Canada Pension Plan Investment Board shifted away from stocks that trade on the world’s exchanges and moved more deeply into private companies and projects such as power plants and toll roads – helping it add $32-billion to its assets in its most recent fiscal year.
The results, released Wednesday, show CPPIB posting a return of 8.9 per cent for the 12 months ended March 31. The return figure, which is net of the costs of running the investment fund, topped the 6.6-per-cent benchmark return CPPIB has crafted for comparative purposes. That incremental outperformance was worth $6.4-billion, CPPIB said. The CPP Fund closed the year with $392-billion in assets.
The money CPPIB manages supports current and future payments to 20 million Canadians participating in the Canada Pension Plan. As a long-term investor, its returns in a given quarter or year aren’t make-or-break. But with billions of dollars in Canadians’ retirement money at stake, the results matter.
The plan’s 10-year rate of return, net of costs, averaged 11.1 per cent a year. “It’s been a terrific 10 years, comparing favourably to our peers around the world,” said CPPIB CEO Mark Machin in an interview Wednesday. “I manage expectations to not necessarily expect 11.1 per cent for the next 10 years, but it’s obviously been a terrific 10 years of rising asset prices around the world.”
Like many pension investors, CPPIB was dinged by the global market meltdown in the fourth calendar quarter of 2018, but rode a rebound in the three months that ended in March. For the fiscal year, CPPIB posted returns of 7.9 per cent in Canadian equities and 7.5 per cent in foreign equities, while reporting a decline of 1.7 per cent in stocks held in emerging markets.
In the private-equity portfolio – investments in the stocks of closely held companies that don’t trade on an exchange – CPPIB reported returns of 5.7 per cent in Canada; 18 per cent in foreign equities; and 11.8 per cent in emerging markets.
Returns in its “real assets” portfolio included 6.4 per cent in real estate and 14 per cent in infrastructure.
The combination of returns and the reallocation of the portfolio meant CPPIB closed its fiscal year with far more emphasis on the assets not easily accessible to the individual investor. All publicly traded equities represented 33.2 per cent of the portfolio on March 31, down from 38.8 per cent one year prior.
Private equity is now 23.7 per cent of the portfolio, up from 20.3 per cent in March, 2018. Credit investments – where CPPIB actively lends to companies or purchases their debt for strategic purposes – jumped to 9.1 per cent of the portfolio from 6.3 per cent the year before. And infrastructure is now 8.5 per cent of the portfolio, up from 8.0 per cent the year before.
“Public equities have trended down as we’ve gotten more money invested in the active programs in real assets, private equity and the other strategies like credit investing,” Mr.

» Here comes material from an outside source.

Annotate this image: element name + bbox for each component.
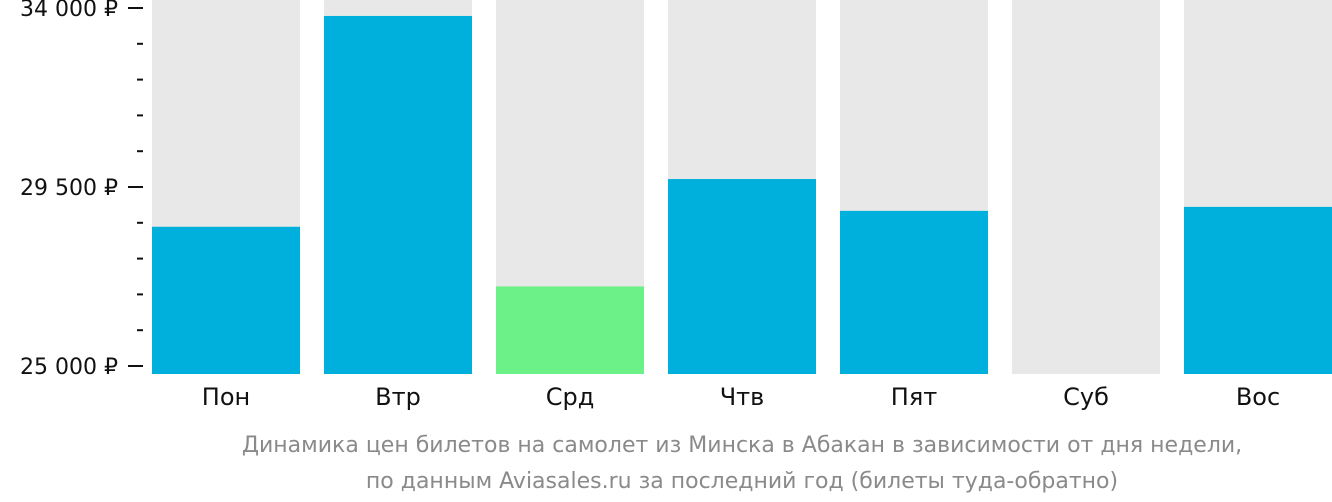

Machin said. “It’s not indicative of a view of public equities being an underperformer over time. We’re not taking a market-timing view.”
CPPIB has long-term target allocations that suggest the public-equities portfolio should shrink to 26 per cent of the portfolio, and private equity is also due for a pullback, as its target is just 20 per cent, below current levels. Government bonds are currently five percentage points below their target of 27 per cent, and credit investments and real assets should take up a greater chunk of the portfolio in the long term.
CPPIB’s private-equity deals in the fiscal year included joining with investment company Hellman & Friedman LLC and several others to take Nasdaq-traded Ultimate Software Group Inc. private for US$11-billion and agreeing to put US$500-million into a recapitalization of Chicago-based Berlin Packaging LLC.
Its infrastructure deals included joining with a partner to take a controlling interest in a Brazilian hydro-generation company and teaming up with Ontario Teachers’ Pension Plan to acquire a 49-per-cent ownership in a 309-kilometre toll road in Mexico.
Mr. Machin said CPPIB made 69 investments in excess of $300-million across all its asset classes in the past fiscal year.